In the past year, however, state officials have been doing precisely the opposite. Stanisław Raczyński, a researcher at the watchdog Golos, recently noticed changes to the election commission’s bylaws that remove the language that required the agency to facilitate outsiders’ automatic data collection. In 2020, this led to CAPTCHA on the commission’s website. This year, voting results became “read-only.”
One reason officials keep trying these tricks, guesses Shpilkin, is that the decision-makers in the election commission grasp the technical limitations of data obfuscation far less than the staff who actually implement these policies. “There’s a certain gap” in understanding, he told Meduza, explaining that the people responsible for these decisions subscribe to “defensive thinking.”
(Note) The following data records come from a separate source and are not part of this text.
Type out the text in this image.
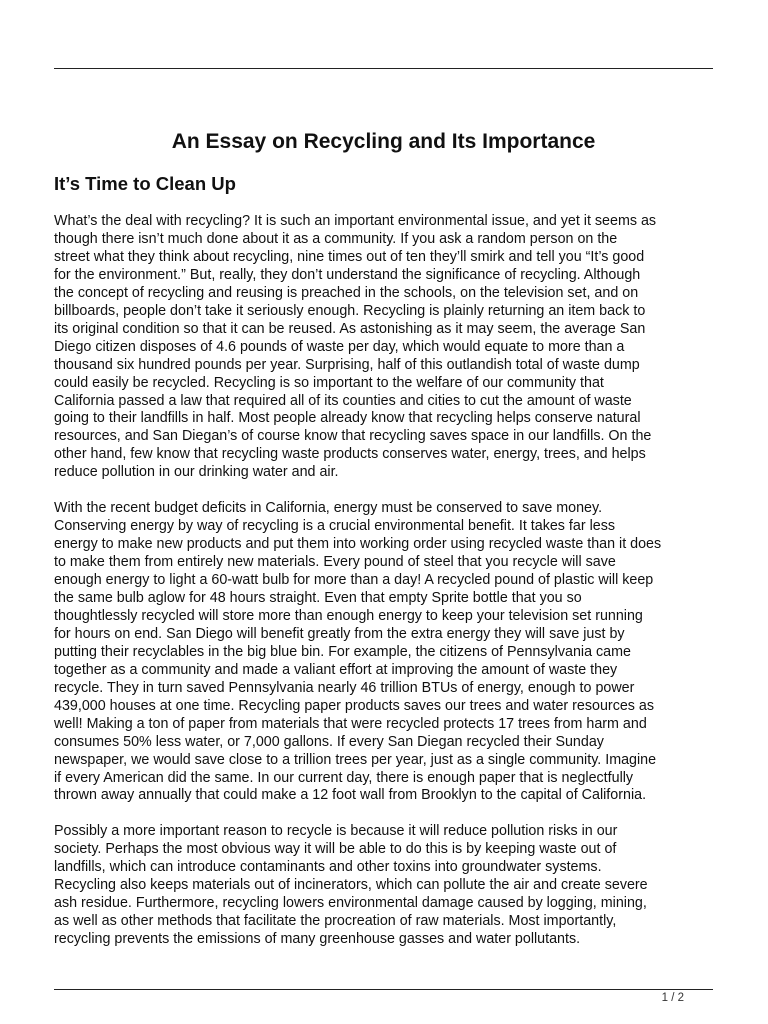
An Essay on Recycling and Its Importance
It’s Time to Clean Up

What’s the deal with recycling? It is such an important environmental issue, and yet it seems as
though there isn’t much done about it as a community. If you ask a random person on the
street what they think about recycling, nine times out of ten they’ll smirk and tell you “It’s good
for the environment.” But, really, they don’t understand the significance of recycling. Although
the concept of recycling and reusing is preached in the schools, on the television set, and on
billboards, people don’t take it seriously enough. Recycling is plainly returning an item back to
its original condition so that it can be reused. As astonishing as it may seem, the average San
Diego citizen disposes of 4.6 pounds of waste per day, which would equate to more than a
thousand six hundred pounds per year. Surprising, half of this outlandish total of waste dump
could easily be recycled. Recycling is so important to the welfare of our community that
California passed a law that required all of its counties and cities to cut the amount of waste
going to their landfills in half. Most people already know that recycling helps conserve natural
resources, and San Diegan’s of course know that recycling saves space in our landfills. On the
other hand, few know that recycling waste products conserves water, energy, trees, and helps
reduce pollution in our drinking water and air.

With the recent budget deficits in California, energy must be conserved to save money.
Conserving energy by way of recycling is a crucial environmental benefit. It takes far less
energy to make new products and put them into working order using recycled waste than it does
to make them from entirely new materials. Every pound of steel that you recycle will save
enough energy to light a 60-watt bulb for more than a day! A recycled pound of plastic will keep
the same bulb aglow for 48 hours straight. Even that empty Sprite bottle that you so
thoughtlessly recycled will store more than enough energy to keep your television set running
for hours on end. San Diego will benefit greatly from the extra energy they will save just by
putting their recyclables in the big blue bin. For example, the citizens of Pennsylvania came
together as a community and made a valiant effort at improving the amount of waste they
recycle. They in turn saved Pennsylvania nearly 46 trillion BTUs of energy, enough to power
439,000 houses at one time. Recycling paper products saves our trees and water resources as
well! Making a ton of paper from materials that were recycled protects 17 trees from harm and
consumes 50% less water, or 7,000 gallons. If every San Diegan recycled their Sunday
newspaper, we would save close to a trillion trees per year, just as a single community. Imagine
if every American did the same. In our current day, there is enough paper that is neglectfully
thrown away annually that could make a 12 foot wall from Brooklyn to the capital of California.

Possibly a more important reason to recycle is because it will reduce pollution risks in our
society. Perhaps the most obvious way it will be able to do this is by keeping waste out of
landfills, which can introduce contaminants and other toxins into groundwater systems.
Recycling also keeps materials out of incinerators, which can pollute the air and create severe
ash residue. Furthermore, recycling lowers environmental damage caused by logging, mining,
as well as other methods that facilitate the procreation of raw materials. Most importantly,
recycling prevents the emissions of many greenhouse gasses and water pollutants.

1 / 2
Why bother at all to make it harder for independent analysts to study Russia’s election results? Shpilkin says officials are merely delaying researchers’ work so that initial reports signal the ruling party’s strength and convince the country’s elites to stay put. The preliminary data suggest that United Russia could have won a parliamentary majority (but lost its supermajority) without any falsification (thanks to plurality voting in single-mandate contests), but fear drives the election commission’s work — fear that the political elite will bandwagon wherever voters wander. “Theoretically, if these elections were normal,” says Shpilkin, “if United Russia got 35 percent and KPRF got 40 percent, we could see a power shift from United Russia to KPRF.”
In this weekend’s elections, after a handful of past “experiments,” Russia offered online ballots for the first time in multiple regions. Shpilkin does not mince words when denouncing this new technology. “Electronic voting is an absolute evil — a black box that no one controls,” he says. “It’s impossible to study a million votes piled in a single heap. You can analyze an array of numbers but we’re presented only with a few parties’ results and one turnout figure with electronic voting. There just aren’t enough details for any analysis.” Shpilkin acknowledges that researchers can examine the time dynamics in the online voting’s blockchain-based system, but little could be learned even from this approach.
“Electronic voting must die,” says Sergey Shpilkin.